We are seeing that when this SQL script component is running, it is putting a lock on other orchestration jobs also, meaning, during this time other orchestration components (mainly just copy components from S3) are just spinning and not really loading data. The SQL script component does not reference same sets of table that other orchestration jobs are trying to run. This prevents us from running multiple orchestration components in Parallel.

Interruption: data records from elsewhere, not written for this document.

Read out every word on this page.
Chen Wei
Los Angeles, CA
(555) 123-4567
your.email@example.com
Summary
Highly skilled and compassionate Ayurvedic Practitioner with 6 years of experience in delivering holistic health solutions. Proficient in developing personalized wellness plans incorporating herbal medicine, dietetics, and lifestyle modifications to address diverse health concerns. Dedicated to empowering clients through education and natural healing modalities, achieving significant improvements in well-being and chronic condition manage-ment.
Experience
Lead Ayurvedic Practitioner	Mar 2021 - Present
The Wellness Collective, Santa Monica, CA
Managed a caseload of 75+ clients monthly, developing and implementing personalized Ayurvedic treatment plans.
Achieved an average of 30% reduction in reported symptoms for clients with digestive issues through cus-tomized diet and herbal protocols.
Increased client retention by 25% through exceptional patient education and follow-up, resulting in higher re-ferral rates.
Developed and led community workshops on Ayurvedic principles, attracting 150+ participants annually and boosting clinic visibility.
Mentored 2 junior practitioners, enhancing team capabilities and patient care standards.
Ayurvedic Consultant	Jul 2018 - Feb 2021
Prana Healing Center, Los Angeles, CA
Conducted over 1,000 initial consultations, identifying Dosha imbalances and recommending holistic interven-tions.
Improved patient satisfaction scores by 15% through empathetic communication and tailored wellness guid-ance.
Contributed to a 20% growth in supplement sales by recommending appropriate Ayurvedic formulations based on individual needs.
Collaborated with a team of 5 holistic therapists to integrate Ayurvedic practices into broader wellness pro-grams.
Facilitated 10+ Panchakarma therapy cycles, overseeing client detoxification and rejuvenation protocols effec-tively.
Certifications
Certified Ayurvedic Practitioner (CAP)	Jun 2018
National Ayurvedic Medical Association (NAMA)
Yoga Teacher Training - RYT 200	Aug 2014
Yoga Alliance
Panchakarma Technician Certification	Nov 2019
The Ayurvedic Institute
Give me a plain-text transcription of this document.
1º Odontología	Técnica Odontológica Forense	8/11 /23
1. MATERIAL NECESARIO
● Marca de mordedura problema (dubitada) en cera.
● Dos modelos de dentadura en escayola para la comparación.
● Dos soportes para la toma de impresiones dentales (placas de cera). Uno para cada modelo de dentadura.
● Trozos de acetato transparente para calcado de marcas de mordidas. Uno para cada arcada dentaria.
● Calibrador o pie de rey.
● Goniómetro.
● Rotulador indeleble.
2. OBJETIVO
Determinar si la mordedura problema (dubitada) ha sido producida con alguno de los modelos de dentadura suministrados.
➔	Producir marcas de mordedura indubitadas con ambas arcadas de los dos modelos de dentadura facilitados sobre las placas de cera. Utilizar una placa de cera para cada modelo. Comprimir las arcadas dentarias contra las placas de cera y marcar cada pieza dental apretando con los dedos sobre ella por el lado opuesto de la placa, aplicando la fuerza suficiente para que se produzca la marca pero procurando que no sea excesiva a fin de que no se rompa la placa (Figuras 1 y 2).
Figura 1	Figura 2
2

Is that an intended behavior ? How can we redesign our jobs so that maximum possible orchestration components run in parallel ?
3 Community Answers
Laura Malins —
Each Matillion job holds one connection into Redshift. This is done deliberately. Please see this article around parallelism:
Thank you Laura, from that article. I understand Matillion introduces restriction when running two transformation components in one orchestration job. However our use case / question is strictly related to use of S3 Load orchestration component which copies data from S3 into Redshift. I have seen other Orchestration (specifically S3 Load copy operation) running in parallel when SQL script component is not running. Only when SQL Script component runs it locks other orchestration components (specifically S3 Load copy operation) in the same job and hence my question.
The S3 Load Component is actually pushing down a COPY statement to Redshift.
As the article Laura linked above notes, the query is processed by all compute nodes in the cluster so there is no benefit of having another query run in parallel as both queries will be allocated 50% of the compute resources and and take approx 50% longer to process.